Babia Góra (1725 m amsl), the highest peak of the Western Beskid Mountains and at the same time the highest point – apart from the Tatras – on the map of Poland, is an exceptional place. Its massive, majestic silhouette rises high above the surrounding mountain ridges, being one of the most characteristic points of the Beskid panorama. The view of the peak, often hidden in clouds and battered by violent winds, has for centuries stirred the imagination of the local people, and local legends made it a place of witches’ sabbaths, feasting with devils (this is probably where the popular name of the main peak of the massif – Diablak – comes from).

Babia Góra is known as the ‘Queen of Beskids’, although the mountain is also called ‘Kapryśnica’ (capricious mountain) and the poet Seweryn Goszczyński baptised it as the ‘Mother of Inclement Weather’. Indeed, the weather on Babia Góra does play tricks on us, and strong winds on its summit are a phenomenon known to almost every tourist who has climbed it, but the ‘Queen’ can also be kind, and in fact it is not uncommon to have beautiful sunny days, during which a trip to the top will remain a wonderful, unforgettable experience. The sunrises (or sunsets) viewed from here are also very famous.

The stone obelisk with the Hungarian inscription, which is no longer readable, commemorates the 1806 expedition of Archduke Joseph Habsburg, the brother of Austrian Emperor Franz I. Next to the obelisk, there is a stone wall, which offers protection from strong winds, very common on the summit. Next to the north-eastern end of the wall, among the boulders, one can find a large, natural rock slab with a barely readable, but still visible, inscription dedicated to Józef Piłsudski, carved on the initiative of The 74 Upper Silesian Infantry Regiment. A little further on, already on the Slovakian side of the border, there is a monument commemorating the visit of John Paul II to Slovakia and his earlier visits to Babia Góra, erected in 1995 by the inhabitants of villages in the Slovakian Orava region near Babia Góra: Oravská Polhora, Rabča, Rabčice and Sihelné.

The surrounding panorama from Babia Góra is considered by many to be the most extensive in the whole Polish Beskid Mountains. Particularly beautiful is the Tatra Mountains chain towering above the flat bottom of the Orawsko-Nowotarska Basin, where the surface of Orava Lake glistens and the roofs of villages in Polish and Slovakian Orava.

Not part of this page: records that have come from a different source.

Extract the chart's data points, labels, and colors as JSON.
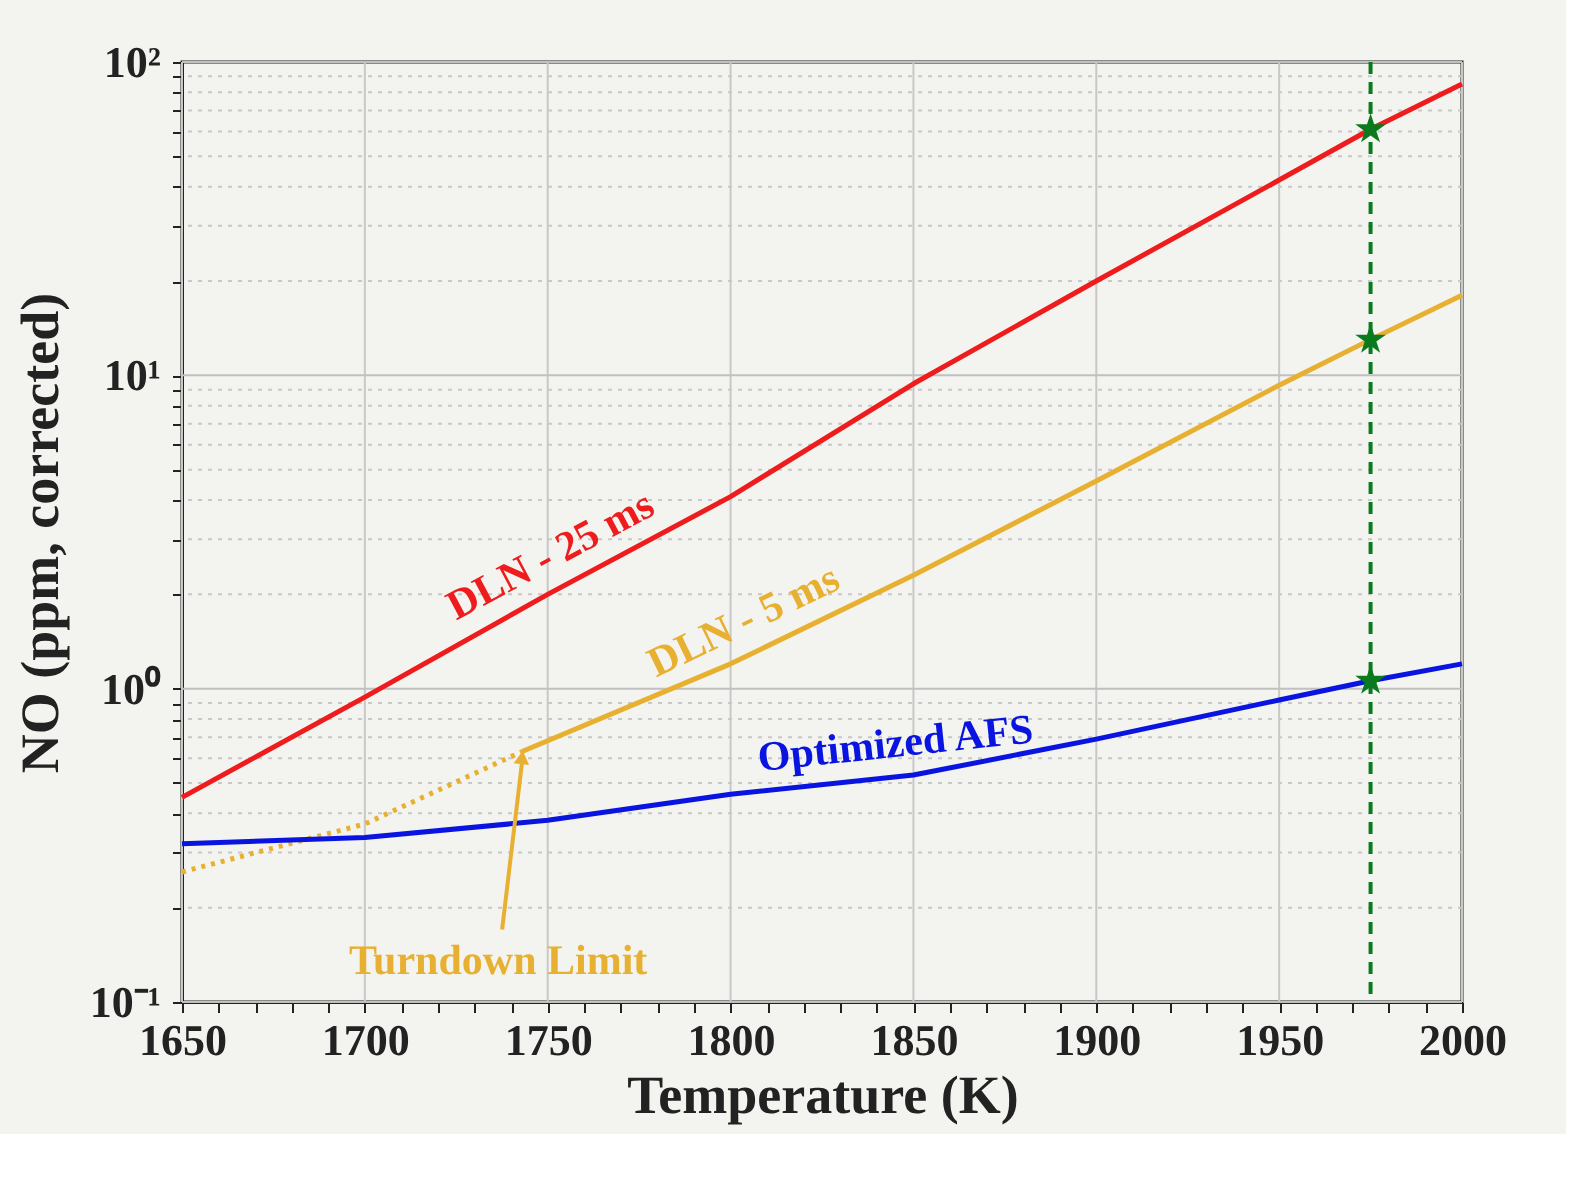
{
  "chart_data": {
    "type": "line",
    "xlabel": "Temperature (K)",
    "ylabel": "NO (ppm, corrected)",
    "log": "y",
    "grid": true,
    "legend": false,
    "xlim": [
      1650,
      2000
    ],
    "ylim": [
      0.1,
      100
    ],
    "xticks": [
      1650,
      {
        "value": 1660,
        "label": null
      },
      {
        "value": 1670,
        "label": null
      },
      {
        "value": 1680,
        "label": null
      },
      {
        "value": 1690,
        "label": null
      },
      1700,
      {
        "value": 1710,
        "label": null
      },
      {
        "value": 1720,
        "label": null
      },
      {
        "value": 1730,
        "label": null
      },
      {
        "value": 1740,
        "label": null
      },
      1750,
      {
        "value": 1760,
        "label": null
      },
      {
        "value": 1770,
        "label": null
      },
      {
        "value": 1780,
        "label": null
      },
      {
        "value": 1790,
        "label": null
      },
      1800,
      {
        "value": 1810,
        "label": null
      },
      {
        "value": 1820,
        "label": null
      },
      {
        "value": 1830,
        "label": null
      },
      {
        "value": 1840,
        "label": null
      },
      1850,
      {
        "value": 1860,
        "label": null
      },
      {
        "value": 1870,
        "label": null
      },
      {
        "value": 1880,
        "label": null
      },
      {
        "value": 1890,
        "label": null
      },
      1900,
      {
        "value": 1910,
        "label": null
      },
      {
        "value": 1920,
        "label": null
      },
      {
        "value": 1930,
        "label": null
      },
      {
        "value": 1940,
        "label": null
      },
      1950,
      {
        "value": 1960,
        "label": null
      },
      {
        "value": 1970,
        "label": null
      },
      {
        "value": 1980,
        "label": null
      },
      {
        "value": 1990,
        "label": null
      },
      2000
    ],
    "yticks": [
      {
        "value": 0.1,
        "label": "10⁻¹"
      },
      {
        "value": 0.2,
        "label": null
      },
      {
        "value": 0.3,
        "label": null
      },
      {
        "value": 0.4,
        "label": null
      },
      {
        "value": 0.5,
        "label": null
      },
      {
        "value": 0.6,
        "label": null
      },
      {
        "value": 0.7,
        "label": null
      },
      {
        "value": 0.8,
        "label": null
      },
      {
        "value": 0.9,
        "label": null
      },
      {
        "value": 1,
        "label": "10⁰"
      },
      {
        "value": 2,
        "label": null
      },
      {
        "value": 3,
        "label": null
      },
      {
        "value": 4,
        "label": null
      },
      {
        "value": 5,
        "label": null
      },
      {
        "value": 6,
        "label": null
      },
      {
        "value": 7,
        "label": null
      },
      {
        "value": 8,
        "label": null
      },
      {
        "value": 9,
        "label": null
      },
      {
        "value": 10,
        "label": "10¹"
      },
      {
        "value": 20,
        "label": null
      },
      {
        "value": 30,
        "label": null
      },
      {
        "value": 40,
        "label": null
      },
      {
        "value": 50,
        "label": null
      },
      {
        "value": 60,
        "label": null
      },
      {
        "value": 70,
        "label": null
      },
      {
        "value": 80,
        "label": null
      },
      {
        "value": 90,
        "label": null
      },
      {
        "value": 100,
        "label": "10²"
      }
    ],
    "series": [
      {
        "name": "DLN - 25 ms",
        "color": "#ee1c1c",
        "line_style": "solid",
        "x": [
          1650,
          1700,
          1750,
          1800,
          1850,
          1900,
          1950,
          1975,
          2000
        ],
        "values": [
          0.45,
          0.94,
          2.0,
          4.1,
          9.4,
          20,
          42,
          61,
          85
        ]
      },
      {
        "color": "#e8b030",
        "line_style": "dotted",
        "x": [
          1650,
          1700,
          1743
        ],
        "values": [
          0.26,
          0.37,
          0.63
        ]
      },
      {
        "name": "DLN - 5 ms",
        "color": "#e8b030",
        "line_style": "solid",
        "x": [
          1743,
          1800,
          1850,
          1900,
          1950,
          1975,
          2000
        ],
        "values": [
          0.63,
          1.2,
          2.3,
          4.6,
          9.3,
          13,
          18
        ]
      },
      {
        "name": "Optimized AFS",
        "color": "#0a14e0",
        "line_style": "solid",
        "x": [
          1650,
          1700,
          1750,
          1800,
          1850,
          1900,
          1950,
          1975,
          2000
        ],
        "values": [
          0.32,
          0.335,
          0.38,
          0.46,
          0.53,
          0.69,
          0.92,
          1.06,
          1.2
        ]
      },
      {
        "type": "scatter",
        "marker": "star",
        "color": "#0b7a1e",
        "x": [
          1975,
          1975,
          1975
        ],
        "values": [
          61,
          13,
          1.06
        ]
      }
    ],
    "ref_lines": [
      {
        "axis": "x",
        "value": 1975,
        "color": "#0b7a1e",
        "line_style": "dashed"
      }
    ],
    "annotations": [
      {
        "text": "Turndown Limit",
        "x": 1743,
        "y": 0.63
      }
    ]
  }
}
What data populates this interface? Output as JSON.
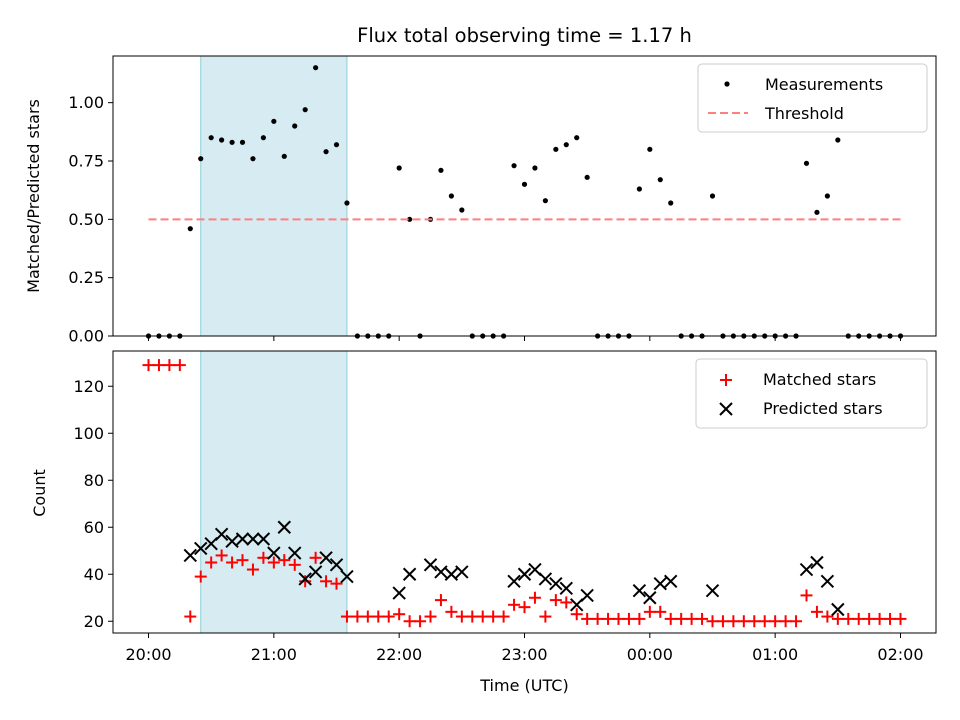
{
  "chart_data": [
    {
      "type": "scatter",
      "title": "Flux total observing time = 1.17 h",
      "ylabel": "Matched/Predicted stars",
      "xlabel": "",
      "xlim": [
        "19:43",
        "02:17"
      ],
      "ylim": [
        0,
        1.2
      ],
      "yticks": [
        0.0,
        0.25,
        0.5,
        0.75,
        1.0
      ],
      "ytick_labels": [
        "0.00",
        "0.25",
        "0.50",
        "0.75",
        "1.00"
      ],
      "highlight_span": [
        "20:25",
        "21:35"
      ],
      "legend": "top-right",
      "series": [
        {
          "name": "Measurements",
          "marker": "dot",
          "color": "#000000",
          "points": [
            [
              "20:00",
              0.0
            ],
            [
              "20:05",
              0.0
            ],
            [
              "20:10",
              0.0
            ],
            [
              "20:15",
              0.0
            ],
            [
              "20:20",
              0.46
            ],
            [
              "20:25",
              0.76
            ],
            [
              "20:30",
              0.85
            ],
            [
              "20:35",
              0.84
            ],
            [
              "20:40",
              0.83
            ],
            [
              "20:45",
              0.83
            ],
            [
              "20:50",
              0.76
            ],
            [
              "20:55",
              0.85
            ],
            [
              "21:00",
              0.92
            ],
            [
              "21:05",
              0.77
            ],
            [
              "21:10",
              0.9
            ],
            [
              "21:15",
              0.97
            ],
            [
              "21:20",
              1.15
            ],
            [
              "21:25",
              0.79
            ],
            [
              "21:30",
              0.82
            ],
            [
              "21:35",
              0.57
            ],
            [
              "21:40",
              0.0
            ],
            [
              "21:45",
              0.0
            ],
            [
              "21:50",
              0.0
            ],
            [
              "21:55",
              0.0
            ],
            [
              "22:00",
              0.72
            ],
            [
              "22:05",
              0.5
            ],
            [
              "22:10",
              0.0
            ],
            [
              "22:15",
              0.5
            ],
            [
              "22:20",
              0.71
            ],
            [
              "22:25",
              0.6
            ],
            [
              "22:30",
              0.54
            ],
            [
              "22:35",
              0.0
            ],
            [
              "22:40",
              0.0
            ],
            [
              "22:45",
              0.0
            ],
            [
              "22:50",
              0.0
            ],
            [
              "22:55",
              0.73
            ],
            [
              "23:00",
              0.65
            ],
            [
              "23:05",
              0.72
            ],
            [
              "23:10",
              0.58
            ],
            [
              "23:15",
              0.8
            ],
            [
              "23:20",
              0.82
            ],
            [
              "23:25",
              0.85
            ],
            [
              "23:30",
              0.68
            ],
            [
              "23:35",
              0.0
            ],
            [
              "23:40",
              0.0
            ],
            [
              "23:45",
              0.0
            ],
            [
              "23:50",
              0.0
            ],
            [
              "23:55",
              0.63
            ],
            [
              "00:00",
              0.8
            ],
            [
              "00:05",
              0.67
            ],
            [
              "00:10",
              0.57
            ],
            [
              "00:15",
              0.0
            ],
            [
              "00:20",
              0.0
            ],
            [
              "00:25",
              0.0
            ],
            [
              "00:30",
              0.6
            ],
            [
              "00:35",
              0.0
            ],
            [
              "00:40",
              0.0
            ],
            [
              "00:45",
              0.0
            ],
            [
              "00:50",
              0.0
            ],
            [
              "00:55",
              0.0
            ],
            [
              "01:00",
              0.0
            ],
            [
              "01:05",
              0.0
            ],
            [
              "01:10",
              0.0
            ],
            [
              "01:15",
              0.74
            ],
            [
              "01:20",
              0.53
            ],
            [
              "01:25",
              0.6
            ],
            [
              "01:30",
              0.84
            ],
            [
              "01:35",
              0.0
            ],
            [
              "01:40",
              0.0
            ],
            [
              "01:45",
              0.0
            ],
            [
              "01:50",
              0.0
            ],
            [
              "01:55",
              0.0
            ],
            [
              "02:00",
              0.0
            ]
          ]
        },
        {
          "name": "Threshold",
          "marker": "dashed-line",
          "color": "#ff7f7f",
          "points": [
            [
              "20:00",
              0.5
            ],
            [
              "02:00",
              0.5
            ]
          ]
        }
      ]
    },
    {
      "type": "scatter",
      "title": "",
      "ylabel": "Count",
      "xlabel": "Time (UTC)",
      "xlim": [
        "19:43",
        "02:17"
      ],
      "ylim": [
        15,
        135
      ],
      "xticks": [
        "20:00",
        "21:00",
        "22:00",
        "23:00",
        "00:00",
        "01:00",
        "02:00"
      ],
      "yticks": [
        20,
        40,
        60,
        80,
        100,
        120
      ],
      "ytick_labels": [
        "20",
        "40",
        "60",
        "80",
        "100",
        "120"
      ],
      "highlight_span": [
        "20:25",
        "21:35"
      ],
      "legend": "top-right",
      "series": [
        {
          "name": "Matched stars",
          "marker": "plus",
          "color": "#ff0000",
          "points": [
            [
              "20:00",
              129
            ],
            [
              "20:05",
              129
            ],
            [
              "20:10",
              129
            ],
            [
              "20:15",
              129
            ],
            [
              "20:20",
              22
            ],
            [
              "20:25",
              39
            ],
            [
              "20:30",
              45
            ],
            [
              "20:35",
              48
            ],
            [
              "20:40",
              45
            ],
            [
              "20:45",
              46
            ],
            [
              "20:50",
              42
            ],
            [
              "20:55",
              47
            ],
            [
              "21:00",
              45
            ],
            [
              "21:05",
              46
            ],
            [
              "21:10",
              44
            ],
            [
              "21:15",
              37
            ],
            [
              "21:20",
              47
            ],
            [
              "21:25",
              37
            ],
            [
              "21:30",
              36
            ],
            [
              "21:35",
              22
            ],
            [
              "21:40",
              22
            ],
            [
              "21:45",
              22
            ],
            [
              "21:50",
              22
            ],
            [
              "21:55",
              22
            ],
            [
              "22:00",
              23
            ],
            [
              "22:05",
              20
            ],
            [
              "22:10",
              20
            ],
            [
              "22:15",
              22
            ],
            [
              "22:20",
              29
            ],
            [
              "22:25",
              24
            ],
            [
              "22:30",
              22
            ],
            [
              "22:35",
              22
            ],
            [
              "22:40",
              22
            ],
            [
              "22:45",
              22
            ],
            [
              "22:50",
              22
            ],
            [
              "22:55",
              27
            ],
            [
              "23:00",
              26
            ],
            [
              "23:05",
              30
            ],
            [
              "23:10",
              22
            ],
            [
              "23:15",
              29
            ],
            [
              "23:20",
              28
            ],
            [
              "23:25",
              23
            ],
            [
              "23:30",
              21
            ],
            [
              "23:35",
              21
            ],
            [
              "23:40",
              21
            ],
            [
              "23:45",
              21
            ],
            [
              "23:50",
              21
            ],
            [
              "23:55",
              21
            ],
            [
              "00:00",
              24
            ],
            [
              "00:05",
              24
            ],
            [
              "00:10",
              21
            ],
            [
              "00:15",
              21
            ],
            [
              "00:20",
              21
            ],
            [
              "00:25",
              21
            ],
            [
              "00:30",
              20
            ],
            [
              "00:35",
              20
            ],
            [
              "00:40",
              20
            ],
            [
              "00:45",
              20
            ],
            [
              "00:50",
              20
            ],
            [
              "00:55",
              20
            ],
            [
              "01:00",
              20
            ],
            [
              "01:05",
              20
            ],
            [
              "01:10",
              20
            ],
            [
              "01:15",
              31
            ],
            [
              "01:20",
              24
            ],
            [
              "01:25",
              22
            ],
            [
              "01:30",
              21
            ],
            [
              "01:35",
              21
            ],
            [
              "01:40",
              21
            ],
            [
              "01:45",
              21
            ],
            [
              "01:50",
              21
            ],
            [
              "01:55",
              21
            ],
            [
              "02:00",
              21
            ]
          ]
        },
        {
          "name": "Predicted stars",
          "marker": "x",
          "color": "#000000",
          "points": [
            [
              "20:20",
              48
            ],
            [
              "20:25",
              51
            ],
            [
              "20:30",
              53
            ],
            [
              "20:35",
              57
            ],
            [
              "20:40",
              54
            ],
            [
              "20:45",
              55
            ],
            [
              "20:50",
              55
            ],
            [
              "20:55",
              55
            ],
            [
              "21:00",
              49
            ],
            [
              "21:05",
              60
            ],
            [
              "21:10",
              49
            ],
            [
              "21:15",
              38
            ],
            [
              "21:20",
              41
            ],
            [
              "21:25",
              47
            ],
            [
              "21:30",
              44
            ],
            [
              "21:35",
              39
            ],
            [
              "22:00",
              32
            ],
            [
              "22:05",
              40
            ],
            [
              "22:15",
              44
            ],
            [
              "22:20",
              41
            ],
            [
              "22:25",
              40
            ],
            [
              "22:30",
              41
            ],
            [
              "22:55",
              37
            ],
            [
              "23:00",
              40
            ],
            [
              "23:05",
              42
            ],
            [
              "23:10",
              38
            ],
            [
              "23:15",
              36
            ],
            [
              "23:20",
              34
            ],
            [
              "23:25",
              27
            ],
            [
              "23:30",
              31
            ],
            [
              "23:55",
              33
            ],
            [
              "00:00",
              30
            ],
            [
              "00:05",
              36
            ],
            [
              "00:10",
              37
            ],
            [
              "00:30",
              33
            ],
            [
              "01:15",
              42
            ],
            [
              "01:20",
              45
            ],
            [
              "01:25",
              37
            ],
            [
              "01:30",
              25
            ]
          ]
        }
      ]
    }
  ]
}
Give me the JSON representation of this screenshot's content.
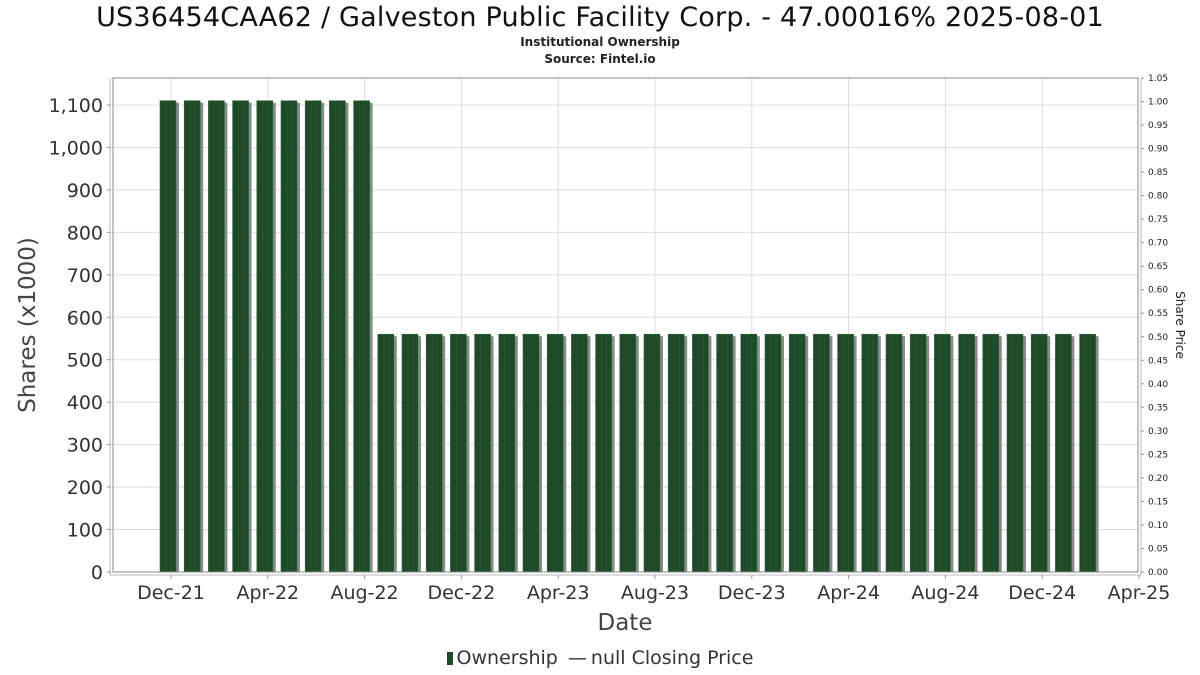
{
  "header": {
    "title": "US36454CAA62 / Galveston Public Facility Corp. - 47.00016% 2025-08-01",
    "subtitle": "Institutional Ownership",
    "source": "Source: Fintel.io"
  },
  "legend": {
    "ownership_label": "Ownership",
    "price_dash": "—",
    "price_label": "null Closing Price"
  },
  "colors": {
    "bar": "#1e4a28",
    "bar_shadow": "#8a8a8a",
    "grid": "#dddddd",
    "axis": "#888888"
  },
  "chart_data": {
    "type": "bar",
    "title": "US36454CAA62 / Galveston Public Facility Corp. - 47.00016% 2025-08-01",
    "subtitle": "Institutional Ownership",
    "xlabel": "Date",
    "ylabel": "Shares (x1000)",
    "y2label": "Share Price",
    "ylim": [
      0,
      1100
    ],
    "y2lim": [
      0,
      1.05
    ],
    "yticks": [
      0,
      100,
      200,
      300,
      400,
      500,
      600,
      700,
      800,
      900,
      1000,
      1100
    ],
    "ytick_labels": [
      "0",
      "100",
      "200",
      "300",
      "400",
      "500",
      "600",
      "700",
      "800",
      "900",
      "1,000",
      "1,100"
    ],
    "y2ticks": [
      "0.00",
      "0.05",
      "0.10",
      "0.15",
      "0.20",
      "0.25",
      "0.30",
      "0.35",
      "0.40",
      "0.45",
      "0.50",
      "0.55",
      "0.60",
      "0.65",
      "0.70",
      "0.75",
      "0.80",
      "0.85",
      "0.90",
      "0.95",
      "1.00",
      "1.05"
    ],
    "xtick_labels": [
      "Dec-21",
      "Apr-22",
      "Aug-22",
      "Dec-22",
      "Apr-23",
      "Aug-23",
      "Dec-23",
      "Apr-24",
      "Aug-24",
      "Dec-24",
      "Apr-25"
    ],
    "grid": true,
    "legend_position": "bottom",
    "categories": [
      "Dec-21",
      "Jan-22",
      "Feb-22",
      "Mar-22",
      "Apr-22",
      "May-22",
      "Jun-22",
      "Jul-22",
      "Aug-22",
      "Sep-22",
      "Oct-22",
      "Nov-22",
      "Dec-22",
      "Jan-23",
      "Feb-23",
      "Mar-23",
      "Apr-23",
      "May-23",
      "Jun-23",
      "Jul-23",
      "Aug-23",
      "Sep-23",
      "Oct-23",
      "Nov-23",
      "Dec-23",
      "Jan-24",
      "Feb-24",
      "Mar-24",
      "Apr-24",
      "May-24",
      "Jun-24",
      "Jul-24",
      "Aug-24",
      "Sep-24",
      "Oct-24",
      "Nov-24",
      "Dec-24",
      "Jan-25",
      "Feb-25"
    ],
    "series": [
      {
        "name": "Ownership",
        "values": [
          1110,
          1110,
          1110,
          1110,
          1110,
          1110,
          1110,
          1110,
          1110,
          560,
          560,
          560,
          560,
          560,
          560,
          560,
          560,
          560,
          560,
          560,
          560,
          560,
          560,
          560,
          560,
          560,
          560,
          560,
          560,
          560,
          560,
          560,
          560,
          560,
          560,
          560,
          560,
          560,
          560
        ]
      },
      {
        "name": "null Closing Price",
        "values": []
      }
    ]
  }
}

You can also see a whole range of other mountain ranges in Slovakia (the Nízke Tatry, the Chočské vrchy, the Veľká and Malá Fatra mountains and the lower the Lubovské vrchy and the Magura Oravská) and in Poland (the Żywiec, Silesian, Little, Maków and Island Beskids and the Gorce mountains, and even more distantly: the Beskid Sadecki and the Pieniny mountains).